Les consorts [Y] [M] et la société par actions simplifiée CABINET LAUGIER-FINE, seules parties encore présentes à la procédure RG 18/12609 objet du présent jugement, n’ont pas conclu postérieurement à l’ordonnance du juge de la mise en état du 6 juillet 2023.
Aux termes de leurs conclusions communiquées par le réseau privé virtuel des avocats le 28 juillet 2021, au visa des articles 1134 et 1147 anciens du code civil, 1992 du même code, Monsieur [T] [V], Madame [X] [V], Madame [W] [V] épouse [Z] et Madame [G] [V] sollicitent de voir :
— débouter la SARL 118 ATELIER D’ARCHITECTES de sa demande de sursis à statuer dans l’attente d’une expertise judiciaire ;
— condamner la société CABINET LAUGIER-FINE à verser à l’indivision [Y] [M] les sommes suivantes en réparation des conséquences de l’arrêté de péril :
* 52 486 € au titre de la perte de loyers ;
* 59 052,21 € au titre des sommes déboursées en frais de relocation et d’éviction des locataires occupant les logements sinistrés.
— condamner la société CABINET LAUGIER-FINE à verser à l’indivision [Y] [M] une somme de 5 000 € au titre de l’article 700 du code de procédure civile, ainsi qu’aux entiers dépens.
Au soutien de leurs prétentions, les demandeurs affirment qu’au titre de son contrat de mandat de gestion, la société par actions simplifiée CABINET LAUGIER-FINE répond des fautes commises dans ce cadre. Sa mission contractuelle était de faire réaliser les réparations nécessaires. A tout le moins, la défenderesse aurait dû avertir son mandant (aux droits duquel viennent les demandeurs) de la dégradation de l’immeuble et de la nécessité de faire réaliser des travaux.
Trois mois avant l’arrêté de péril, un rapport de l’architecte travaillant pour la société par actions simplifiée CABINET LAUGIER-FINE, Monsieur [D], rapport daté du 2 août 2013, avait constaté d’importants désordres, des fuites ayant provoqué la saturation en eau de plusieurs murs.
Une expertise judiciaire a donné lieu à un rédigé par Monsieur [E]. Ce rapport met également en évidence « la présence de canalisations d’évacuation des eaux usées de l’immeuble cassées à deux endroits au niveau de la marche défectueuse ».
Les dégradations constatées en 2013, tant par Monsieur [D] que par Monsieur [E], mettent en évidence que la société par actions simplifiée CABINET LAUGIER-FINE n’a pas entretenu l’immeuble comme elle aurait dû. La compagnie d’assurance a d’ailleurs refusé sa garantie, considérant que le sinistre avait été causé par des fuites d’eau qui avaient perduré durant des mois, ôtant tout caractère accidentel au sinistre. Ces fuites étaient connues de la défenderesse. Au surplus, les diligences réalisées par la société par actions simplifiée CABINET LAUGIER-FINE sur les escaliers onze mois avant leur effondrement ne peuvent caractériser un bon entretien de l’immeuble. Les factures ne mentionnent pas de réparation de fuites d’eau, lesquelles ont par la suite entraîné l’effondrement de l’escalier.

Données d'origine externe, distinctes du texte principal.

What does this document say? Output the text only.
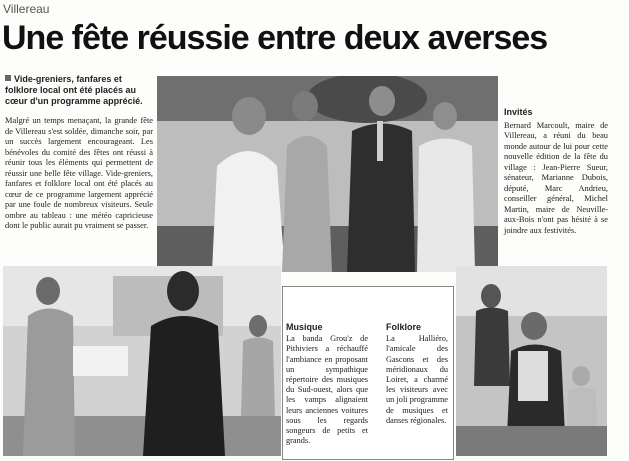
Villereau
Une fête réussie entre deux averses
Vide-greniers, fanfares et folklore local ont été placés au cœur d'un programme apprécié.
Malgré un temps menaçant, la grande fête de Villereau s'est soldée, dimanche soir, par un succès largement encourageant. Les bénévoles du comité des fêtes ont réussi à réunir tous les éléments qui permettent de réussir une belle fête village. Vide-greniers, fanfares et folklore local ont été placés au cœur de ce programme largement apprécié par une foule de nombreux visiteurs. Seule ombre au tableau : une météo capricieuse dont le public aurait pu vraiment se passer.
Invités
Bernard Marcoult, maire de Villereau, a réuni du beau monde autour de lui pour cette nouvelle édition de la fête du village : Jean-Pierre Sueur, sénateur, Marianne Dubois, député, Marc Andrieu, conseiller général, Michel Martin, maire de Neuville-aux-Bois n'ont pas hésité à se joindre aux festivités.
Musique
La banda Grou'z de Pithiviers a réchauffé l'ambiance en proposant un sympathique répertoire des musiques du Sud-ouest, alors que les vamps alignaient leurs anciennes voitures sous les regards songeurs de petits et grands.
Folklore
La Halliéro, l'amicale des Gascons et des méridionaux du Loiret, a charmé les visiteurs avec un joli programme de musiques et danses régionales.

Les fautes du cabinet défendeur ont donc causé les préjudices des demandeurs. Ceux-ci ont à la fois perdu les loyers pour la période litigieuse et ont dû reloger les locataires évacués.

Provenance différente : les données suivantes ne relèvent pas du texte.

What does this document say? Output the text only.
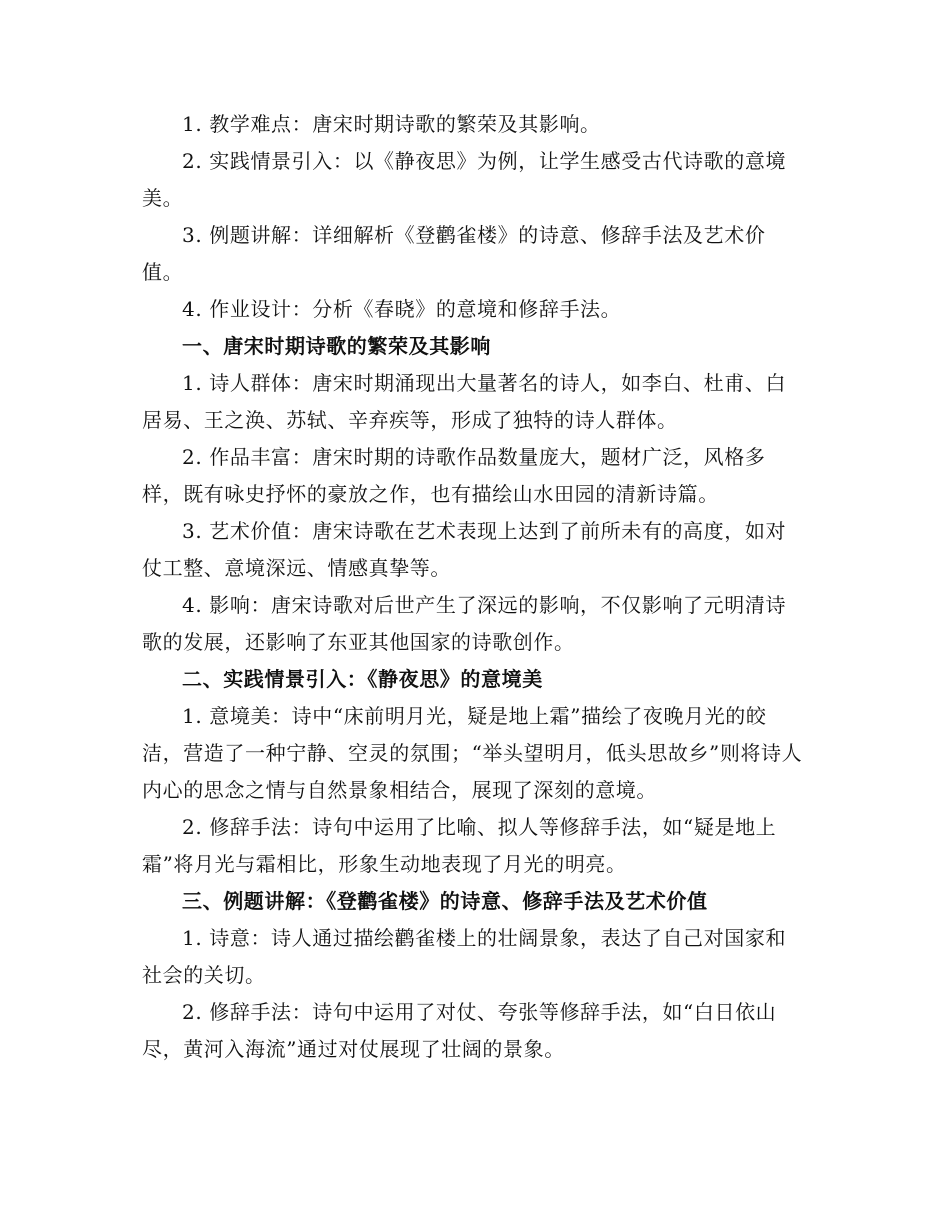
1. 教学难点：唐宋时期诗歌的繁荣及其影响。

2. 实践情景引入：以《静夜思》为例，让学生感受古代诗歌的意境美。

3. 例题讲解：详细解析《登鹳雀楼》的诗意、修辞手法及艺术价值。

4. 作业设计：分析《春晓》的意境和修辞手法。

一、唐宋时期诗歌的繁荣及其影响

1. 诗人群体：唐宋时期涌现出大量著名的诗人，如李白、杜甫、白居易、王之涣、苏轼、辛弃疾等，形成了独特的诗人群体。

2. 作品丰富：唐宋时期的诗歌作品数量庞大，题材广泛，风格多样，既有咏史抒怀的豪放之作，也有描绘山水田园的清新诗篇。

3. 艺术价值：唐宋诗歌在艺术表现上达到了前所未有的高度，如对仗工整、意境深远、情感真挚等。

4. 影响：唐宋诗歌对后世产生了深远的影响，不仅影响了元明清诗歌的发展，还影响了东亚其他国家的诗歌创作。

二、实践情景引入：《静夜思》的意境美

1. 意境美：诗中“床前明月光，疑是地上霜”描绘了夜晚月光的皎洁，营造了一种宁静、空灵的氛围；“举头望明月，低头思故乡”则将诗人内心的思念之情与自然景象相结合，展现了深刻的意境。

2. 修辞手法：诗句中运用了比喻、拟人等修辞手法，如“疑是地上霜”将月光与霜相比，形象生动地表现了月光的明亮。

三、例题讲解：《登鹳雀楼》的诗意、修辞手法及艺术价值

1. 诗意：诗人通过描绘鹳雀楼上的壮阔景象，表达了自己对国家和社会的关切。

2. 修辞手法：诗句中运用了对仗、夸张等修辞手法，如“白日依山尽，黄河入海流”通过对仗展现了壮阔的景象。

Aux termes de ses conclusions communiquées par le réseau privé virtuel des avocats le 17 octobre 2022, la société par actions simplifiée CABINET LAUGIER-FINE sollicite de voir :
— débouter Monsieur [T] [V] et Mesdames [X], [W] et [G] [V], de toutes leurs demandes, fins et conclusions ;
Reconventionnellement :
— condamner in solidum Monsieur [T] [V], Madame [X] [V], Madame [W] [V] et Madame [G] [V] à payer au Cabinet LAUGIER-FINE :
* une somme de 20 000 € à titre de dommages et intérêts en réparation du préjudice moral subi par le Cabinet LAUGIER-FINE ;
* une somme de 5 000 € au titre de l’article 700 du code de procédure civile;
* les dépens de l’instance ;
— venir la SARL 118 ATELIER D’ARCHITECTES et la SARL DYNAMIQUE BATIMENT concourir au déboutement des demandes présentées par les requérants à l’encontre du Cabinet LAUGIER-FINE ;
Si par extraordinaire, le Tribunal devait faire droit aux demandes présentées par Monsieur [T] [V] et Mesdames [X], [W] et [G] [V] :
— condamner la SARL 118 ATELIER D’ARCHITECTES et la SARL DYNAMIQUE BATIMENT à relever et garantir le Cabinet LAUGIER-FINE de toutes condamnations qui pourraient être prononcées à son encontre.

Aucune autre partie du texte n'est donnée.